Actually, it's not so much new as it is nuanced: a retrofitted, reincarnated version of the 23-year-old Park Avenue South staple, City Crab & Seafood Company. The restaurant was forced to move into the new digs, on 16th Street just west of Union Square, after Danny Meyer’s Union Square Café took over the previous space last year.
City Crab Shack's new “no shirt, no shoes, no problem” vibe is executed through bright red booths, an over-sized tank filled with the freshest crabs and lobster, and colored buoys that hang from the ceiling. It’s the kind of atmosphere you’d find down on the coast somewhere, with signs like “Unattended Children Will Be Used as Crab Bait” tacked onto the walls, yet, there it is, a stone’s throw from Fifth Avenue.
While devising the menu, restaurateurs Andrew Silverman and Dean Palin put together a focus group to find out what the “food voids” were in the neighborhood.
After the results were in, they decided to fill those voids with dishes like Aunt Rae's Maryland crab soup, “Down East” lobster rolls, NOLA "French Quarter" blue crab beignets, and pan seared day-boat sea scallops.
A Culinary Institute of America alum, Silverman can often be found scouring and sourcing the new Fulton Fish Market in Hunt’s Point to bring seafood from the docks of the Eastern Shores to his guests’ tables.

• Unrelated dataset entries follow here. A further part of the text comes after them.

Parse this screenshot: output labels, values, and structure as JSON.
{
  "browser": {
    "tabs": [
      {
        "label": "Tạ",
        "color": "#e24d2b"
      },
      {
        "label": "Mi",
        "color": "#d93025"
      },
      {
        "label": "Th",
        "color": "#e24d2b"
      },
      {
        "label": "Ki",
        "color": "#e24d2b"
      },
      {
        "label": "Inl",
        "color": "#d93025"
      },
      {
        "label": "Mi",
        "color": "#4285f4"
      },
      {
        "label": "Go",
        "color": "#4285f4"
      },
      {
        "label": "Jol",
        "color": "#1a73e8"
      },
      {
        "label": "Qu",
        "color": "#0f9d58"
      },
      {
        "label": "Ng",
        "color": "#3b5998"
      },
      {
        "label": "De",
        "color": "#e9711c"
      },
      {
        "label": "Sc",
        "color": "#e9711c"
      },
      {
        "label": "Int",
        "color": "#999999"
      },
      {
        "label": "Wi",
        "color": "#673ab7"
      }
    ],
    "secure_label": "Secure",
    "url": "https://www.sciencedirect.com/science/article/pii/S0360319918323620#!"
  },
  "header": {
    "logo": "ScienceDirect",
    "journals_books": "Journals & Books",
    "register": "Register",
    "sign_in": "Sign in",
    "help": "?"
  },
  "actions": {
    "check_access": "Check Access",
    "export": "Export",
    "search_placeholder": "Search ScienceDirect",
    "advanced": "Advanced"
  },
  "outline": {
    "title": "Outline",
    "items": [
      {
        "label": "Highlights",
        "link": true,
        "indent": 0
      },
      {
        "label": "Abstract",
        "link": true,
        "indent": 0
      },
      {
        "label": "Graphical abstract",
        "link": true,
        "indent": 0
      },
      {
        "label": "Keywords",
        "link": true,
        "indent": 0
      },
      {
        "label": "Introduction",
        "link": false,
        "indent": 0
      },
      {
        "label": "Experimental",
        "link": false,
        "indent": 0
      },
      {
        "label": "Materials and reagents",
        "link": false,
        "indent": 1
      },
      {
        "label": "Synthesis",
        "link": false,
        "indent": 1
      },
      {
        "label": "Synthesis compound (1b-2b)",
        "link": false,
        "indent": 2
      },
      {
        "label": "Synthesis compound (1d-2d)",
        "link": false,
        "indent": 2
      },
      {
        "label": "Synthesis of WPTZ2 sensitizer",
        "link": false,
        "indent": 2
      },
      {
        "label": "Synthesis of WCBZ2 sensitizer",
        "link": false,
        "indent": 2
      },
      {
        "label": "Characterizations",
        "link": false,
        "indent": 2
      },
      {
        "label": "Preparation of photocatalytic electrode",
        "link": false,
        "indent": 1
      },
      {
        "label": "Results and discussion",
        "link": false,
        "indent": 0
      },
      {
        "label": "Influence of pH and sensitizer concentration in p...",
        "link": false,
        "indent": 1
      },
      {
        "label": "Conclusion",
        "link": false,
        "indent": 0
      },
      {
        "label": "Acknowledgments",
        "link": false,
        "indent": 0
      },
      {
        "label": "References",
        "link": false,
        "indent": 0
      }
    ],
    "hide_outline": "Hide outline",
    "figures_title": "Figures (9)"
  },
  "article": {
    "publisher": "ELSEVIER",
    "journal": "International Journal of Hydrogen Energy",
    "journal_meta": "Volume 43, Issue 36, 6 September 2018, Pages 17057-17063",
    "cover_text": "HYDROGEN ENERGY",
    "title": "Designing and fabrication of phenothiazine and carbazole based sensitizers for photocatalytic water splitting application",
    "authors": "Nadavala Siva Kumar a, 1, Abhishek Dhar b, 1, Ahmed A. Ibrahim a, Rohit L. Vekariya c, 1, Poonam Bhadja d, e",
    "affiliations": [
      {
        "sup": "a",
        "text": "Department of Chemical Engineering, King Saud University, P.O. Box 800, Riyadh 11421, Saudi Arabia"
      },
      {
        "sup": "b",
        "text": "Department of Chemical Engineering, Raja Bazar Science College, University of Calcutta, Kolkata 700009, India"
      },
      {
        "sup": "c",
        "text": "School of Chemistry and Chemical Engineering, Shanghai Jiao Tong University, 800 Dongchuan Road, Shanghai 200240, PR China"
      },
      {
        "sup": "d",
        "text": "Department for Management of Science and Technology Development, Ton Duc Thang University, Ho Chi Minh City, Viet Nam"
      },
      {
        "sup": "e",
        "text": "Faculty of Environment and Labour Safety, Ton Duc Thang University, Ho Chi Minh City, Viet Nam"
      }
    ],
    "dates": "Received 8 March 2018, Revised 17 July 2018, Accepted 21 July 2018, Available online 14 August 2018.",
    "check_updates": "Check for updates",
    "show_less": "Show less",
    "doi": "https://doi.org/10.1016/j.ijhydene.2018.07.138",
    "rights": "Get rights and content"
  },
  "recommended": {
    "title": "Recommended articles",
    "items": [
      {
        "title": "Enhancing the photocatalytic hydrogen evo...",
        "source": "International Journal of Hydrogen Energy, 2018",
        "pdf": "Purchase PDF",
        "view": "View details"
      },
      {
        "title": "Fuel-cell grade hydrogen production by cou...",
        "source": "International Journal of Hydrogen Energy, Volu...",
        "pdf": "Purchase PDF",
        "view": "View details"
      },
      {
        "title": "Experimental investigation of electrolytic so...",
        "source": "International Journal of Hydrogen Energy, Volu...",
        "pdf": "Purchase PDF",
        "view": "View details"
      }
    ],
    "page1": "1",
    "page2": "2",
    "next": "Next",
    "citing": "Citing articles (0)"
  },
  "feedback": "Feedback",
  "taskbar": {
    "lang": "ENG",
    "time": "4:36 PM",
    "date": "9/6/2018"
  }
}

“I spend most of my time personally sourcing crabs, lobster and lobster meat, oysters, and dock-to-door fresh caught fish from the new fish market in Hunt’s Point, three to four times per week,” he said. “I’ve been doing this for 35 years, and have developed great relationships with local fisherman and oystermen.”
The staff is friendly, the seafood is fresh, and nobody seems to mind that it’s cash-only (for now).
To us, this place sounds like a great catch.